Moreover, if the crypto asset was not yet traded on the trading platform at the time of purchase, MiCA provides retail holders with the opportunity to withdraw from the transaction within 14 days.
Regulation of ART and EMT issuers
MiCA introduces stricter regulation of stablecoins for issuers of options such as EMT (Electronic Money Tokens) and ART (Asset-Tagged Tokens) due to concerns around monetary sovereignty and financial stability.

Typically, issuers of such assets require prior approval before listing an ART or EMT within the European Union. This permission can only be granted by the issuer itself unless it obtains written consent from the other party.

Agencies must notify regulatory authorities and publish documents before providing or transferring EMT. ART authorization is only required for issuers in the EU, with prior notification and publication of documents. ART and EMT, considered "significant" under the European Banking Authority's criteria, are subject to stricter regulation.
Regulation of virtual service providers
MiCA creates a regulatory framework for crypto asset service providers (CASPs) and crypto asset related services. CASPs are legal entities or other organizations whose primary activity is the professional provision of one or more crypto asset services to clients.

The concept of a CASP is similar to the definition of a VASP in the FATF Recommendations, but covers a broader range of services in accordance with the objectives of the Bill. These include exchanges, exchangers and other crypto services.

According to the regulation, CASPs must obtain permission to legally provide cryptoasset services within the EU.

The provision of services in the EU is limited for companies by a number of rules such as:
The legal entity is registered in the EU;
Availability of detailed Whitepaper;
Compliance with professional standards;
Minimum net worth requirements.
MiCA supplements these rules with such points as the presence of the head of the company in the EU, capital management rules, etc.

The concept of particularly significant crypto asset service providers (sCASPs) is also provided for when their average annual number of active users in the EU reaches 15 million. Such CASPs are subject to enhanced monitoring and supervision by national competent authorities.
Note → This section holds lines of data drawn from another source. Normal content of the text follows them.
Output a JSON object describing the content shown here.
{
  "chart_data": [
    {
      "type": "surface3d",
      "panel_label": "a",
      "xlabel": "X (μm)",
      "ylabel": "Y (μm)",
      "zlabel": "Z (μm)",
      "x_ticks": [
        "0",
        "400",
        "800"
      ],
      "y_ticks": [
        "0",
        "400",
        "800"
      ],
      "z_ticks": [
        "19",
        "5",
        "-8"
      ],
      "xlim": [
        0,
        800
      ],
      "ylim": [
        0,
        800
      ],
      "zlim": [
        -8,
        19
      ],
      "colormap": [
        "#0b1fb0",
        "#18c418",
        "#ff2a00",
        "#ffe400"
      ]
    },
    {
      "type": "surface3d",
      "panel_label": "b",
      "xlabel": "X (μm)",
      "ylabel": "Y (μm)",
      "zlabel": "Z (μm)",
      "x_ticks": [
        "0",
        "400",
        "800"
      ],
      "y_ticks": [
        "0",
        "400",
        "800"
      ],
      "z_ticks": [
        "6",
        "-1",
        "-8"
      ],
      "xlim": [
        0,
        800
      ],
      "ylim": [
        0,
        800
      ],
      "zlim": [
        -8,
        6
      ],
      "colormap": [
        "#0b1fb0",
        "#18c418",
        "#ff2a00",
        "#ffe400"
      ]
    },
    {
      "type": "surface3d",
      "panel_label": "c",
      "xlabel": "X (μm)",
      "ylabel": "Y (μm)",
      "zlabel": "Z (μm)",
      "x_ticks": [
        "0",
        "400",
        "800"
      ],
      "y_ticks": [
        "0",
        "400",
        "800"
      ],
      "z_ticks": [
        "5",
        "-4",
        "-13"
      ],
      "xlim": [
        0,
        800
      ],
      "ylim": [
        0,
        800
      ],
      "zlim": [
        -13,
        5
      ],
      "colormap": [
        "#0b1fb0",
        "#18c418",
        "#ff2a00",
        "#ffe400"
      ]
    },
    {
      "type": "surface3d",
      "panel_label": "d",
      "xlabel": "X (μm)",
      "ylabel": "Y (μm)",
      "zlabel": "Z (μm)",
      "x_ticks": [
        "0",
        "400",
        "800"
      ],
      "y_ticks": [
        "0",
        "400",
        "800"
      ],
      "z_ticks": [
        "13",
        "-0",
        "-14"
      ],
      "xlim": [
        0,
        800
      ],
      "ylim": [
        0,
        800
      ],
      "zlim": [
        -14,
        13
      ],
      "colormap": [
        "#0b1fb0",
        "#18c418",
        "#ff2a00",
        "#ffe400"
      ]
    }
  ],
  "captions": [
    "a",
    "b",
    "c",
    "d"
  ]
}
MiCA requires all CASPs to act honestly, fairly and professionally in the best interests of clients. The law also requires CASPs to conduct marketing and communications activities in a fair and transparent manner. Potential clients should be fully informed about crypto asset pricing strategies, risks and climate or environmental impacts.
What's wrong with MiCA?
We at AML Crypto believe that Mica regulation, on the one hand, represents an attempt by the European Union to establish common norms and standards for the cryptocurrency industry. But on the other hand, there are risks associated with this process:
1
Limitations to Innovation: Too strict rules and regulations can limit innovation in the cryptocurrency space. Crypto projects may have difficulty implementing new ideas due to high barriers to entry, which can slow down the development of the industry as a whole.
2
Bureaucratic Burden: Regulation can impose a significant bureaucratic burden on cryptocurrency companies, especially startups and small businesses. This can result in additional compliance costs, which can be a burden for small businesses.
3
Loss of Anonymity: Regulation may result in the loss of anonymity that is often associated with cryptocurrencies. This may be a problem for those who prefer anonymous transactions for privacy reasons.
4
Inequality of Competition: Larger companies can more easily cope with regulatory requirements than smaller players. This may lead to inequality in competition and increased monopolistic tendencies in the industry.
While regulation can help create a stable and secure environment for the cryptocurrency industry to grow, it is important that it is balanced and takes into account the needs of both users and businesses. Particular attention must be paid to minimizing the negative impact of regulation on innovation and competition in this fast-growing area.